Glenn Reynolds (and more links from Instapundit):
Now people are wondering what it all means. Some people are claiming that Jordan was a victim of "McCarthyism" -- but as Austin Bay notes, that is a backward perspective. It was Jordan who was making unsubstantiated charges, a la McCarthy, not those who called for him to back them up. . . .
Jordan's disgrace comes from not reporting: He made charges in a panel discussion, but he didn't have the evidence to back them up. What's more, in the same report we hear this:
But Bob Furnad, a former president of Headline News, said he considers Jordan "a very serious journalist in the purest form."
"He never pulled any punches."
Except that he did. In fact, Jordan came into this scandal damaged by his admitted silence on Saddam's atrocities, a silence that seems to have been the price of operating a bureau in Baghdad. Silence for "access?" Sounds like pulling punches to me.
Instead of complaining about bloggers as a threat to journalism, perhaps journalists should try actually doing more journalism. Who knows? It just might help.
the article in the Chicago Tribune:
Shut up with your whining and appreciate the fact that after generations of stagnation, something new has arrived. And like all new things, it's going to take awhile for it to work itself out.
Conventional journalism seems aghast that a whole collection of independent voices from all sides of the political spectrum are popping up now to pick and smear and slander and point accusing fingers, wreck careers, cast aspersions and introduce something besides a century-old sense of entitled hierarchy to the formula for news presentation.
this from Day by Day,
and, as a last resort, Wonkette:
"Hey, I get to play with Eason Jordan's scalp a week from next Tuesday!"
Salieri points out what a difference an adverb can make.

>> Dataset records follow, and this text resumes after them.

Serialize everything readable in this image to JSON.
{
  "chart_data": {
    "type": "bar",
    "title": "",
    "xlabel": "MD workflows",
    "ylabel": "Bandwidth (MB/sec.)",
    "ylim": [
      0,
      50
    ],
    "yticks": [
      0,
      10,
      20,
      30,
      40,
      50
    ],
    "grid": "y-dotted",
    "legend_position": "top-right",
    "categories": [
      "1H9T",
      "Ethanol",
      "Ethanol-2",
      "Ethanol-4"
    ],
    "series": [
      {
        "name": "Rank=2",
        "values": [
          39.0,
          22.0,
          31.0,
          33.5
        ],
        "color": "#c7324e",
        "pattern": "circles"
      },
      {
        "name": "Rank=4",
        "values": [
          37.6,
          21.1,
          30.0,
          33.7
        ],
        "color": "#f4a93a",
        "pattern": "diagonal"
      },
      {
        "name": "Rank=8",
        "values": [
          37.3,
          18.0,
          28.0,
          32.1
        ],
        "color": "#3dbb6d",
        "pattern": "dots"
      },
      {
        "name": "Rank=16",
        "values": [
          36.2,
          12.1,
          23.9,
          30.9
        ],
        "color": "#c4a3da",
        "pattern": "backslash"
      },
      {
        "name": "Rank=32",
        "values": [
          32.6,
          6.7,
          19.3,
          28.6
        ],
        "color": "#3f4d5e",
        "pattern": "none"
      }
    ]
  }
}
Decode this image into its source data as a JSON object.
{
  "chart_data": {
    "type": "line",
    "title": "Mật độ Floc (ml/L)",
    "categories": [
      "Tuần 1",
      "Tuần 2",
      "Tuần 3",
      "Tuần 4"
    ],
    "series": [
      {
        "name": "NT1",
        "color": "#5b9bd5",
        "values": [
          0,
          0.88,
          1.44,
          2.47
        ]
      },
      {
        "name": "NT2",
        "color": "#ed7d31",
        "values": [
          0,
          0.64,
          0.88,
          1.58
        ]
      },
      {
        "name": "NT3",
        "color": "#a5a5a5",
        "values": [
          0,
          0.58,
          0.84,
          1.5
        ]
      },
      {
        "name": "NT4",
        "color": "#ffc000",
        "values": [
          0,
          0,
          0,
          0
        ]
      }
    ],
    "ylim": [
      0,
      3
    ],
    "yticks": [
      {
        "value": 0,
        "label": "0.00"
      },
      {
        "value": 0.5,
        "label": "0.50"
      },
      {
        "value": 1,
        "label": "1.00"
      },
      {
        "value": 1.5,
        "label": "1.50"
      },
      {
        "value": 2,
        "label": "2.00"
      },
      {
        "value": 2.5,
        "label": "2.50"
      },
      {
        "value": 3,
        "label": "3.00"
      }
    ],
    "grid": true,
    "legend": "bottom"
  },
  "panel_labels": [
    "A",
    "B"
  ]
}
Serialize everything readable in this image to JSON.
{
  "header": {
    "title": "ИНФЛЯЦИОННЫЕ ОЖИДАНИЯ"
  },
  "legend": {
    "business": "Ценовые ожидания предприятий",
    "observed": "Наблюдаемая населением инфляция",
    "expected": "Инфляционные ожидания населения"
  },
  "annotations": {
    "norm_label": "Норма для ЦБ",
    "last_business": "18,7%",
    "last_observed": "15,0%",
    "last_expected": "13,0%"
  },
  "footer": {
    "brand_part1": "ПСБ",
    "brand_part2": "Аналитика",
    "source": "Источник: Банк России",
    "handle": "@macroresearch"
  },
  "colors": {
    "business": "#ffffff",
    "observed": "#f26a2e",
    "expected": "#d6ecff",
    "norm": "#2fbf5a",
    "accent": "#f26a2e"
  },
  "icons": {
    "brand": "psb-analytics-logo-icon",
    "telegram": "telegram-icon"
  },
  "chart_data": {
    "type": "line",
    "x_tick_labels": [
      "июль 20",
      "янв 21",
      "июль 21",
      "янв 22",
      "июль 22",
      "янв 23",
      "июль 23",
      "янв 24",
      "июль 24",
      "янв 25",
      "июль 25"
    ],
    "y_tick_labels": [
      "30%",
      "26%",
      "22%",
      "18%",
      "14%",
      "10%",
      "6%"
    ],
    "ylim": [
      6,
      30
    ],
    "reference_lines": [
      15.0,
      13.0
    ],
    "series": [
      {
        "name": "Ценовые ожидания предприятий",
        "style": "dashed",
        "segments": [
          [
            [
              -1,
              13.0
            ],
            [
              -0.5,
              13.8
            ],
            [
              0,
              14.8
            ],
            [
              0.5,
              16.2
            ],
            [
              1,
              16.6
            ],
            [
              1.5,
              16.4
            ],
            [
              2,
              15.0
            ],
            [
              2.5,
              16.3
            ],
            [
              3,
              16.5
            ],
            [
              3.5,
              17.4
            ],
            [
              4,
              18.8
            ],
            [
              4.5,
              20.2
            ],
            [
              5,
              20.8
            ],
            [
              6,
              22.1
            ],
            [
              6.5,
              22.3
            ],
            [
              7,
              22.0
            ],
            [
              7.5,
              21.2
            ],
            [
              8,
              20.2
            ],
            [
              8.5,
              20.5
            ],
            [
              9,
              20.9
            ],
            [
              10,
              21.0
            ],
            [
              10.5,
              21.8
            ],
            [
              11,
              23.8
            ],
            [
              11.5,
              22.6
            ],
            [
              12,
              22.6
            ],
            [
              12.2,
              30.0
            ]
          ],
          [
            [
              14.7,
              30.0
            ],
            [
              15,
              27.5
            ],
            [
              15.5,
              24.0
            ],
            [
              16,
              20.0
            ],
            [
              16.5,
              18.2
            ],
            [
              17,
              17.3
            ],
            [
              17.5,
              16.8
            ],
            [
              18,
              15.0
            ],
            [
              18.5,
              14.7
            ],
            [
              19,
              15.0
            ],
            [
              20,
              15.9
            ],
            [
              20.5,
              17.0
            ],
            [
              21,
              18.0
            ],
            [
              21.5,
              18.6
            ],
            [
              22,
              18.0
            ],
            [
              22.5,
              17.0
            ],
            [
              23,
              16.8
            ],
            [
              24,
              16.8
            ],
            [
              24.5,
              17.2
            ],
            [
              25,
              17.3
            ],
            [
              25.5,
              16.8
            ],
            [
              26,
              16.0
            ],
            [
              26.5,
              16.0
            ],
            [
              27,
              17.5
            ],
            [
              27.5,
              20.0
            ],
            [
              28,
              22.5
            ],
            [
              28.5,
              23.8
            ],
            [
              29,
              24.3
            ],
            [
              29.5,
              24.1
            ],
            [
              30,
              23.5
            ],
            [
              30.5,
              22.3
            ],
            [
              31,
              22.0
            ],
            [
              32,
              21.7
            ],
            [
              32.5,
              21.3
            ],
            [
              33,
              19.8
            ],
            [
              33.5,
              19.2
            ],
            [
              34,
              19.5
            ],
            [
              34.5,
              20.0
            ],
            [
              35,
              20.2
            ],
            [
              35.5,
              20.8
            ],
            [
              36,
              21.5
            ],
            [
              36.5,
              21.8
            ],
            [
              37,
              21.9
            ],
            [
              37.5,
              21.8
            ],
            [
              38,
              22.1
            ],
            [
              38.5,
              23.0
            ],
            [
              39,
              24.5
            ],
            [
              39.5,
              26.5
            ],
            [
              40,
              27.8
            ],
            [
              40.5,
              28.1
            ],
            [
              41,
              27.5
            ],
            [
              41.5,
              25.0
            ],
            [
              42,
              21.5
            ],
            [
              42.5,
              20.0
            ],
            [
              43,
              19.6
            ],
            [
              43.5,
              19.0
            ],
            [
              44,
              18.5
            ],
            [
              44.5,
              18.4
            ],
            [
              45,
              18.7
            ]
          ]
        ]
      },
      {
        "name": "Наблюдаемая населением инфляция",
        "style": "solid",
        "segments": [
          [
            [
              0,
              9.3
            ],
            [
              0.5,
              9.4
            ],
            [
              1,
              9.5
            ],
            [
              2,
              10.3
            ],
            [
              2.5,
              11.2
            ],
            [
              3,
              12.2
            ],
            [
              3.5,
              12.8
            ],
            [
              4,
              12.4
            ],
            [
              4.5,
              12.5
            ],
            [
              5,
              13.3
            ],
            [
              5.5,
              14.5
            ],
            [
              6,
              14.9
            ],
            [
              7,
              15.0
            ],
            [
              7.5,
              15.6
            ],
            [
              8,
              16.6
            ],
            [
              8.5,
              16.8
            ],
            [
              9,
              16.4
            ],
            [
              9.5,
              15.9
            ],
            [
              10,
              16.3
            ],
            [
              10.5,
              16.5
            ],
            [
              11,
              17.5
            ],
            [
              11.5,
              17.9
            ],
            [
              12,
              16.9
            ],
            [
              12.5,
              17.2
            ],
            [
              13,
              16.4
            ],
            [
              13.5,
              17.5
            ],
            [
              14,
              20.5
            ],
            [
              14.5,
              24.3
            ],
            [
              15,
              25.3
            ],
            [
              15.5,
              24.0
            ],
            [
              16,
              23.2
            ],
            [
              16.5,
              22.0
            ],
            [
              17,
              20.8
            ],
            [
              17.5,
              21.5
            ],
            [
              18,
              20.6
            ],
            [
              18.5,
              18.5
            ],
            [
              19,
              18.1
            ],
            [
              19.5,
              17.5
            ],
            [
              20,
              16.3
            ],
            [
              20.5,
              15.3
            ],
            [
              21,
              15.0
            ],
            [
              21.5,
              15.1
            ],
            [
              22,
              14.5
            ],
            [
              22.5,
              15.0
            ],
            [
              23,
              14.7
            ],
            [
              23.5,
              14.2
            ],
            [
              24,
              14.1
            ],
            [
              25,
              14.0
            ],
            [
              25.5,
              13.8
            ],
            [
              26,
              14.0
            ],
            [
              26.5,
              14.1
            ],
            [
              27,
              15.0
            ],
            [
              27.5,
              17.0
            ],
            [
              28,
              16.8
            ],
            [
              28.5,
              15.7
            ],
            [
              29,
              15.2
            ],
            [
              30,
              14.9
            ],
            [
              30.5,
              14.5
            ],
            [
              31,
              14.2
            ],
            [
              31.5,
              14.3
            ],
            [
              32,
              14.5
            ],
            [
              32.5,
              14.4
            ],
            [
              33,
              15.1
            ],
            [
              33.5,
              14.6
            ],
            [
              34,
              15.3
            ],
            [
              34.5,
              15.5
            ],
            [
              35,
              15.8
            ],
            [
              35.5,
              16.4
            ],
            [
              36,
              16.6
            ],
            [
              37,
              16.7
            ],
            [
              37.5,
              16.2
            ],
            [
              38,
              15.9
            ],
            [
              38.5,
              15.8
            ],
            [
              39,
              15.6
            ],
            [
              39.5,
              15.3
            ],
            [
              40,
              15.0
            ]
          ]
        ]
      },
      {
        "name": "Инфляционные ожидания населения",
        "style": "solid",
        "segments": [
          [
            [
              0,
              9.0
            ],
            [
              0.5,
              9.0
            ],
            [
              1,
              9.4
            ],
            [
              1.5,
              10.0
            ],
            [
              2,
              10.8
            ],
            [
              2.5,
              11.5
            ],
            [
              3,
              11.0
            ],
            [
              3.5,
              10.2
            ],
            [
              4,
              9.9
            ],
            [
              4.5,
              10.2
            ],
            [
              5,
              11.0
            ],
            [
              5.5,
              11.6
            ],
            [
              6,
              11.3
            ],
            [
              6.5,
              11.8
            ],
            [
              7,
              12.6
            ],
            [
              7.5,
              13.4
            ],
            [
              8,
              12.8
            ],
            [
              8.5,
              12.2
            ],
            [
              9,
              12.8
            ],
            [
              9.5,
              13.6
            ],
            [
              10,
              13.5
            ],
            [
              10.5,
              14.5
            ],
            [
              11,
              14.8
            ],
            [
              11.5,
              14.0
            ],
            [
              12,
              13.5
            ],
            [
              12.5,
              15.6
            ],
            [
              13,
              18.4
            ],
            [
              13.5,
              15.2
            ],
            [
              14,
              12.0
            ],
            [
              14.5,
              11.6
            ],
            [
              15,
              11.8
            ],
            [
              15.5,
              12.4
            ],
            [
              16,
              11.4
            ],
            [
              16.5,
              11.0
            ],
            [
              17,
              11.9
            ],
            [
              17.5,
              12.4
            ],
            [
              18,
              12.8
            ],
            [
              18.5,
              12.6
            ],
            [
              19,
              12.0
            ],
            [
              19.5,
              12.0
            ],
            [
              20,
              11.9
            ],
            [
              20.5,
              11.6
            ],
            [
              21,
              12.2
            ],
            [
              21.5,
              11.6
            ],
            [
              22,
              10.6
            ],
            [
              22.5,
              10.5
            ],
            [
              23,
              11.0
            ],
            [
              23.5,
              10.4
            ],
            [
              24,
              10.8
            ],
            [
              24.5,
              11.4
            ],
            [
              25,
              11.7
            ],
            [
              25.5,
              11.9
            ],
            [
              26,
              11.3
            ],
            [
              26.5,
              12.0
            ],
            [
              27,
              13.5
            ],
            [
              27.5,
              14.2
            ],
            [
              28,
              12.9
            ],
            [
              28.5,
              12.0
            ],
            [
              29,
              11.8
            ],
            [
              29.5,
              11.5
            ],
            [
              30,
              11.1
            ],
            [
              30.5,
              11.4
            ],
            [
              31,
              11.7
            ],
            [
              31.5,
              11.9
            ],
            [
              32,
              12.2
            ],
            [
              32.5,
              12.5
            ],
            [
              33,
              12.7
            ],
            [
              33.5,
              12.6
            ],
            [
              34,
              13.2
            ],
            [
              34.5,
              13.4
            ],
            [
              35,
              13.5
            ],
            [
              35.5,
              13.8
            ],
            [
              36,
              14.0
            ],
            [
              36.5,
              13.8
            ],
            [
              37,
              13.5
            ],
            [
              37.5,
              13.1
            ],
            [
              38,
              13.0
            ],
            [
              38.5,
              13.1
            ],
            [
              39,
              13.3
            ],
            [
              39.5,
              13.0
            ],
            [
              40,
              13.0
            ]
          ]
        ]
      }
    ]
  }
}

Milbarge from Begging the Question speculates on the identity of Deep Throat.
Dating Tips I've learned on the 'Net:
Carry a big purse.
Keep my coat on.
Screen online dates carefully.
Think twice about offers to whisk me away to exotic locales.
Writing a "Dear John" letter can be as satisfying than telling him off in person.
Keep a list of emergency numbers handy.
Never date middle-aged men who live with their parents.